Özellikle Kürdistan coğrafyasına odaklanan haber siteleri, hükümeti eleştiren içerikler ve azınlık haklarıyla ilgili yayınlar, sıklıkla erişim engellemeleriyle karşı karşıya kaldı.

Mezopotamya Ajansı gibi bağımsız haber platformları, "milli güvenlik" gerekçesiyle sık sık sansüre maruz kaldı. Ayrıca, Ekşi Sözlük gibi platformlara yönelik erişim engellemeleri de devam etti. Ekşi Sözlük, 2023 yılı boyunca yedi kez engellenirken, platformun bazı alternatif alan adları da erişime kapatıldı.

Bu yılın başlarında, Apple ve Google’ın uygulama mağazalarından Ekşi Sözlük’ün uygulaması da kaldırıldı.

Aynı zamanda, içerik kaldırma talepleri de artış gösterdi. Özellikle Cumhurbaşkanı Recep Tayyip Erdoğan’ın aile fertleriyle ilgili haberler, sık sık erişim engellemeleri ve içerik kaldırma talepleriyle karşılaştı.

Sosyal medyaya dönük baskılar

Freedom House raporu, çevrim içi aktivizmin de hükümetin hedefi haline geldiğini belirtiyor. Sosyal medya platformları, hükümeti eleştiren içeriklerin yayıldığı en önemli alanlardan biri haline geldiği için bu platformlar üzerindeki kontrol mekanizmaları sıkılaştırıldı.

Hükümetin çevrim içi muhalefeti bastırmak için kullandığı yöntemler arasında sosyal medya platformlarına erişim engelleri, içerik kaldırma talepleri ve kullanıcıların hukuki yaptırımlarla karşılaşmaları yer alıyor.

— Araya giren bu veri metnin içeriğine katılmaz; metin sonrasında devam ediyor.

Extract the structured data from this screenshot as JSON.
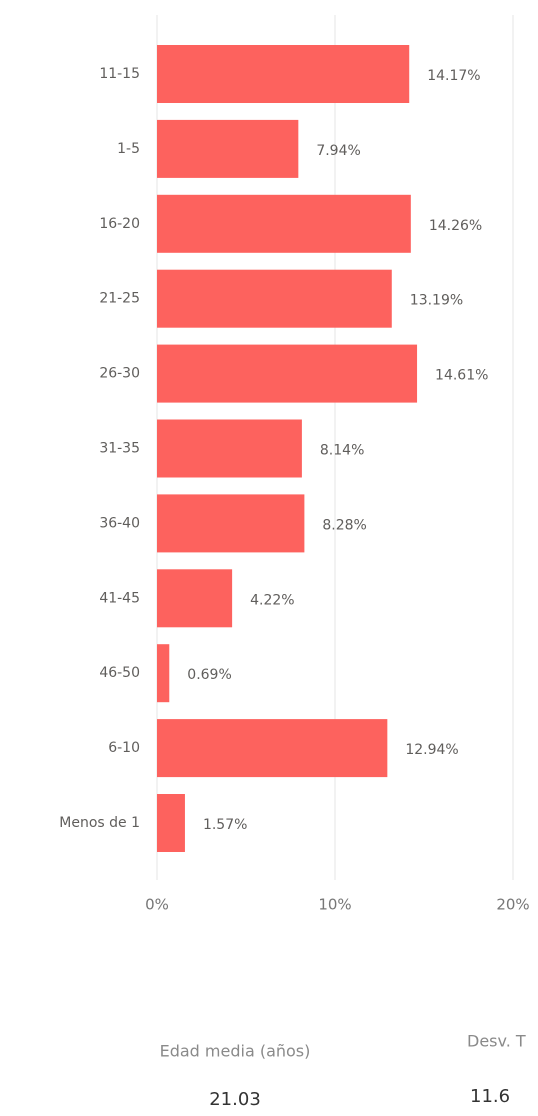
{
  "chart_data": {
    "type": "hbar",
    "categories": [
      "11-15",
      "1-5",
      "16-20",
      "21-25",
      "26-30",
      "31-35",
      "36-40",
      "41-45",
      "46-50",
      "6-10",
      "Menos de 1"
    ],
    "values": [
      14.17,
      7.94,
      14.26,
      13.19,
      14.61,
      8.14,
      8.28,
      4.22,
      0.69,
      12.94,
      1.57
    ],
    "value_labels": [
      "14.17%",
      "7.94%",
      "14.26%",
      "13.19%",
      "14.61%",
      "8.14%",
      "8.28%",
      "4.22%",
      "0.69%",
      "12.94%",
      "1.57%"
    ],
    "color": "#fd625e",
    "xlim": [
      0,
      20
    ],
    "xticks": [
      {
        "value": 0,
        "label": "0%"
      },
      {
        "value": 10,
        "label": "10%"
      },
      {
        "value": 20,
        "label": "20%"
      }
    ],
    "grid": true
  },
  "cards": [
    {
      "label": "Edad media (años)",
      "value": "21.03"
    },
    {
      "label": "Desv. T",
      "value": "11.6"
    }
  ]
}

Raporda, Türkiye'de internet kullanıcılarının artan bir şekilde otosansüre başvurduğu ve birçok gazeteci ve akademisyenin hassas konulara dair çevrim içi yorum yapmaktan kaçındığı vurgulanıyor.

Özellikle Kürt meselesine ilişkin çevrim içi yayınlar ve LGBT+ içerikleri, sansürlenme riskiyle karşı karşıya. Hükümet, LGBT+ haklarını savunan içeriklere yönelik sıkı kontroller uygularken, LGBT+ temalı film ve dizilere yönelik içerik sansürü de artırıldı.

Bununla beraber, Türkiye’de çevrim içi faaliyetler nedeniyle hapis cezasına çarptırılan pek çok gazeteci bulunuyor. Bu yıl itibarıyla sosyal medya paylaşımları ve çevrim içi içerikleri nedeniyle tutuklu bulunan 13 gazeteci olduğu bildiriliyor.

AKP iktidarının uyguladığı sansür politikalarının yanı sıra, ekonomik zorluklar ve yüksek internet maliyetleri, halkın dijital dünyaya erişimini sınırlayan başlıca unsurlar arasında yer alıyor. Raporda, Türkiye’nin internet özgürlüğünü yeniden tesis etmesi için uluslararası insan hakları standartlarına uygun yasal reformların yapılması gerektiği vurgulanıyor.